Trump-Macron, une relation paradoxale, mais visiblement solide, entre deux dirigeants à la fois proches et totalement opposés

Par Sylvie Kauffmann, éditorialiste au "Monde"

Le 24 avril, les Trump recevront les Macron à la Maison Blanche. Dans sa chronique, Sylvie Kauffmann, éditorialiste au « Monde », s’interroge sur la relation privilégiée qu’entretiennent ces deux présidents que tout devrait opposer.

Entre eux, tout a commencé par une poignée de mains dont on a fait grand cas. L’a-t-on surinterprétée, cette poignée de mains virile et, disons-le, un peu ridicule au sommet de l’OTAN, le 25 mai 2017 à Bruxelles ? Peut-être.

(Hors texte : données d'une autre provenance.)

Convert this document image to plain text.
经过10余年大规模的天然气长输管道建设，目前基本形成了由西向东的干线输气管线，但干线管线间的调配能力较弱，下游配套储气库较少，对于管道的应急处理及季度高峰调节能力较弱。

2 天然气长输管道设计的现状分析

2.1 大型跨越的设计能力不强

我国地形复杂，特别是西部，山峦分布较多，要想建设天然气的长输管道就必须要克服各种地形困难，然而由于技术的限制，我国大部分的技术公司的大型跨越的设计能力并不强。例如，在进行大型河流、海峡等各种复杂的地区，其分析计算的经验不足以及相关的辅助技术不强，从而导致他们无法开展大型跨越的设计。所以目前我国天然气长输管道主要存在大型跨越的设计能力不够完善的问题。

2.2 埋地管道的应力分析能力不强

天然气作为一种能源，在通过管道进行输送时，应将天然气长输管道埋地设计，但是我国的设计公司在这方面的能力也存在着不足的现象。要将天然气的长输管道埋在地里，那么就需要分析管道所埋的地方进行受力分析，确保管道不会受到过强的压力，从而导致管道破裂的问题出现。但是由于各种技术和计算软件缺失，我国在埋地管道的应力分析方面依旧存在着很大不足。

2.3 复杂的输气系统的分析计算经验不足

Mais lorsque, huit mois plus tard, lors du Forum économique de Davos (Suisse), le journaliste de la télévision helvétique Darius Rochebin évoque devant Emmanuel Macron cette scène « incroyable » avec Donald Trump, cette scène où « vous lui broyez la main, elle devient blanche », le président français ne s’inscrit pas en faux. Il y a même comme une lueur de fierté dans son regard.

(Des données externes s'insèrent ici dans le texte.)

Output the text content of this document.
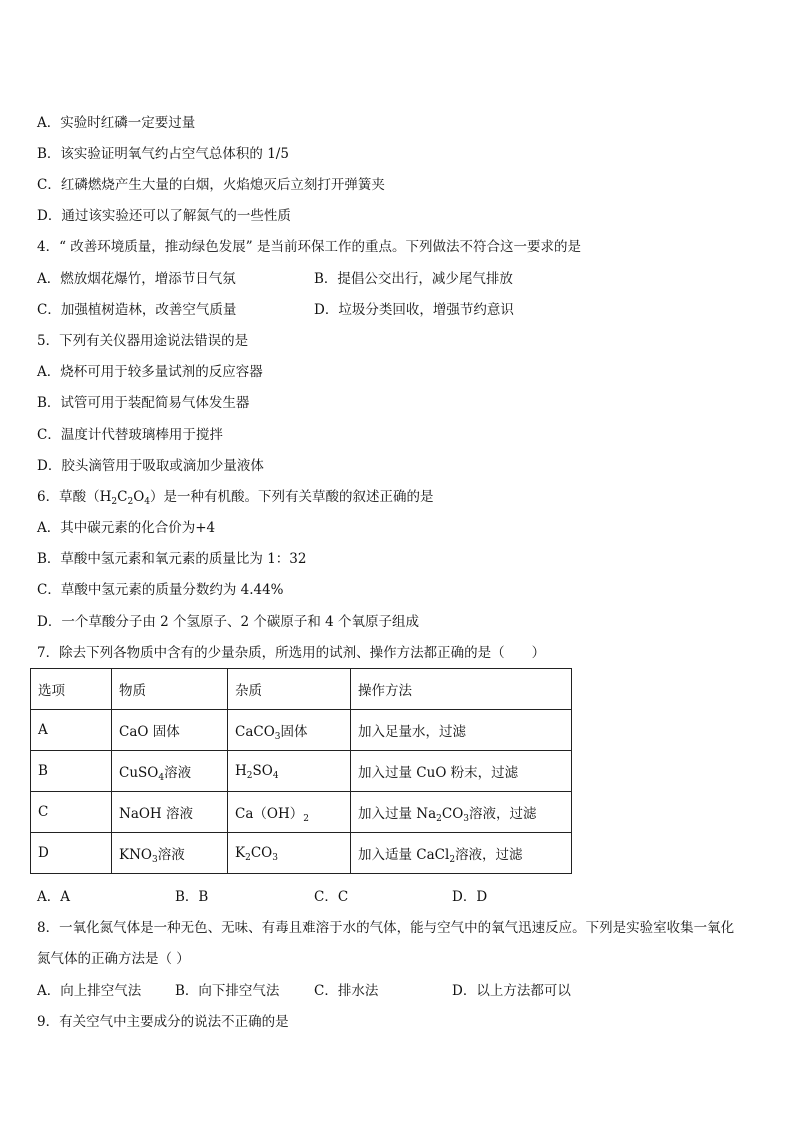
A．实验时红磷一定要过量
B．该实验证明氧气约占空气总体积的 1/5
C．红磷燃烧产生大量的白烟，火焰熄灭后立刻打开弹簧夹
D．通过该实验还可以了解氮气的一些性质
4．“ 改善环境质量，推动绿色发展” 是当前环保工作的重点。下列做法不符合这一要求的是
A．燃放烟花爆竹，增添节日气氛	B．提倡公交出行，减少尾气排放
C．加强植树造林，改善空气质量	D．垃圾分类回收，增强节约意识
5．下列有关仪器用途说法错误的是
A．烧杯可用于较多量试剂的反应容器
B．试管可用于装配简易气体发生器
C．温度计代替玻璃棒用于搅拌
D．胶头滴管用于吸取或滴加少量液体
6．草酸$(H_2C_2O_4)$是一种有机酸。下列有关草酸的叙述正确的是
A．其中碳元素的化合价为+4
B．草酸中氢元素和氧元素的质量比为 1：32
C．草酸中氢元素的质量分数约为 4.44%
D．一个草酸分子由 2 个氢原子、2 个碳原子和 4 个氧原子组成
7．除去下列各物质中含有的少量杂质，所选用的试剂、操作方法都正确的是（　　）
选项	物质	杂质	操作方法
A	CaO 固体	CaCO$_3$固体	加入足量水，过滤
B	CuSO$_4$溶液	$H_2SO_4$	加入过量 CuO 粉末，过滤
C	NaOH 溶液	$Ca(OH)_2$	加入过量 $Na_2CO_3$溶液，过滤
D	$KNO_3$溶液	$K_2CO_3$	加入适量 CaCl$_2$溶液，过滤
A．A	B．B	C．C	D．D
8．一氧化氮气体是一种无色、无味、有毒且难溶于水的气体，能与空气中的氧气迅速反应。下列是实验室收集一氧化
氮气体的正确方法是（ ）
A．向上排空气法	B．向下排空气法	C．排水法	D．以上方法都可以
9．有关空气中主要成分的说法不正确的是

A Bruxelles, élu depuis quinze jours, Emmanuel Macron était le petit nouveau dans le cercle des dirigeants de l’Alliance atlantique. Auréolé de sa victoire sur Marine Le Pen, certes, mais junior quand même. L’autre nouveau venu, c’était Donald Trump, porté, lui, à la tête de la première puissance du monde sept mois plus tôt par une vague populiste.

Calculée ou non, cette poignée de mains, finalement, c’était un peu pour Macron une manière de s’affirmer face à un homme qui tétanisait les Européens et qui, à 71 ans, aurait pu être son père. Trump, qui s’y connaît en matière de transgressions, ne lui a pas tenu rigueur de ces jointures écrasées. L’épisode lui rend même « Emmanuel » sympathique : ne sont-ils pas tous deux, à ce moment-là, des animaux politiques atypiques, arrivés au pouvoir dans des circonstances inhabituelles ? Et de fait, ce moment scelle la naissance d’une relation paradoxale, mais visiblement solide, entre deux dirigeants, un Américain et un Français, à la fois proches et totalement opposés.

France First !

Cette relation trouvera sa consécration dans la visite d’Etat que feront Emmanuel et Brigitte Macron à Washington, du 23 au 25 avril, à l’invitation du couple Trump. Dans le communiqué annonçant, lundi 26 février, les dates de la visite, l’Elysée a pris soin de souligner qu’il s’agit là de « la première visite d’Etat d’un dirigeant étranger depuis l’élection de Donald Trump ».

France First ! Cette précision et la fierté qu’elle recèle sont, elles aussi, révélatrices de la proximité inattendue entre un président américain septuagénaire, nationaliste, à droite de la droite, volontiers grossier et fier de ne jamais ouvrir un livre, et un ambitieux président français de 40 ans qui se définit comme progressiste, multilatéraliste, pétri de culture et de valeurs humanistes.

Sur quoi repose, au fond, cette relation ? Dès son arrivée à l’Elysée, explique un haut responsable au fait du dossier, Emmanuel Macron a décidé qu’une bonne relation avec Washington était essentielle ; « il se trouvait que le président des Etats-Unis était Donald Trump ». Qu’importe : il faudra faire avec. Comme il l’expliquera à plusieurs reprises, les Etats-Unis sont un partenaire indispensable dans la lutte contre le terrorisme et pour la sécurité collective. A vrai dire, la brève relation Trump-Hollande fut plutôt bonne, mais vu la réputation sulfureuse du nouveau président américain, l’équipe Hollande ne s’en vantait pas. Macron, lui, fait le choix d’assumer. A Bruxelles fin mai, puis au sommet du G7 qui s’enchaîne à Taormine (Italie), le jeune président anglophone met le paquet. « Le G7 s’y prêtait, c’est une réunion très informelle, les chefs d’Etat et de gouvernement passent deux jours ensemble. Le courant est passé », confie la même source.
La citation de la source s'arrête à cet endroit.